She flicked the lid with her massive big toe. "So, I guess I'll be having another Camel for breakfast and you'll be having a breakfast date with the Electrolux." She lit her Camel cigarette as she turned to open the closet door where we kept the vacuum. "In case you're wondering how the applesauce got frozen, I seem to recall you insisting that I stick it in the freezer before we went to bed last night." She pushed the Electrolux at me and it squooshed through the rapidly unfreezing applesauce and the glass shards. "This kind of crap happens all the time when we go drinking with the Brazilians." (Dr. Monkey)

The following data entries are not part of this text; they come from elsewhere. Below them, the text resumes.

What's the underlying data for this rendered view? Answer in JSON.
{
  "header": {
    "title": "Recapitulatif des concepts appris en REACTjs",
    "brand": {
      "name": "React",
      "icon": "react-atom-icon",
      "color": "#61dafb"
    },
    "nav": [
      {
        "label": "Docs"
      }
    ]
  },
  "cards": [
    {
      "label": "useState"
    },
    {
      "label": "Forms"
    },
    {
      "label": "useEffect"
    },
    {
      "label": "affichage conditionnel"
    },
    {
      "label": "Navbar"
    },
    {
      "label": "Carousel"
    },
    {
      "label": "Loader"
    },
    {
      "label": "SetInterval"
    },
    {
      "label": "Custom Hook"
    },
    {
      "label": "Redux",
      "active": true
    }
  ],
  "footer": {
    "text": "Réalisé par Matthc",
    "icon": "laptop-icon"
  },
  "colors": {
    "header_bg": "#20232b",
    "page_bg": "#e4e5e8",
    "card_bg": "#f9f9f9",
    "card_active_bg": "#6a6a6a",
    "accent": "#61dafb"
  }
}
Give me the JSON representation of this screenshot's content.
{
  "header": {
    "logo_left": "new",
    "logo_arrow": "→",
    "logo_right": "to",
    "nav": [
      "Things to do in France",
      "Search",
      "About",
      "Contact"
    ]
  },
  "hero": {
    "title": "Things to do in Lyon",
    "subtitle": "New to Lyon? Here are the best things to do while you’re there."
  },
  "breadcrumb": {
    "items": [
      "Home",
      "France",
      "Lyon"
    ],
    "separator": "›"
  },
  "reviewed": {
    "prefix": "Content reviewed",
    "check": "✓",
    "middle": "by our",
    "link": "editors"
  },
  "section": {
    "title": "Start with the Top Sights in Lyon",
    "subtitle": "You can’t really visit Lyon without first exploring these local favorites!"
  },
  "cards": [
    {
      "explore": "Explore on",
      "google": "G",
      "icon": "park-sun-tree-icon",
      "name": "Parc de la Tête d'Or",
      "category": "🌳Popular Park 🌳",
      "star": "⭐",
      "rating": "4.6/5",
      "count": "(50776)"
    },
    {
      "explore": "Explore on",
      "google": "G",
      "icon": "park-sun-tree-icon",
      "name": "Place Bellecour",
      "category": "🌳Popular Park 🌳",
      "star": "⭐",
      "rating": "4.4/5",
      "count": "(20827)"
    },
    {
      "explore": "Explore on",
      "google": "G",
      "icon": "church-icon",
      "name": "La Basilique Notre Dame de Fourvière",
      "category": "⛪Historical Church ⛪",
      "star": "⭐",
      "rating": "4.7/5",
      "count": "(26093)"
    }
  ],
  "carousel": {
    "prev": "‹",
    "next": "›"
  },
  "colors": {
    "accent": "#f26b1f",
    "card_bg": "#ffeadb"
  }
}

Suddenly, the front door erupted in an explosion of wood splinters. “Jesus in a bucket! They’ve found me!” I thought as I dove out the kitchen window. My experiments with frozen applesauce, Camel cigarettes and Electrolux vacuum cleaners were supposed to be a secret, but, apparently, they weren’t as secret as I had thought. What would happen if the formula fell into the wrong hands? All my work, for naught! Who had leaked the information? Was it her? Or possibly one of the Brazilians? “Now the damned Department of Homeland Security will ruin everything I’ve worked so hard to achieve!” was the last thing that went through my mind before I was surrounded. (Enriched Geranium)

4 comments:

Splotchy said...

Nicely done!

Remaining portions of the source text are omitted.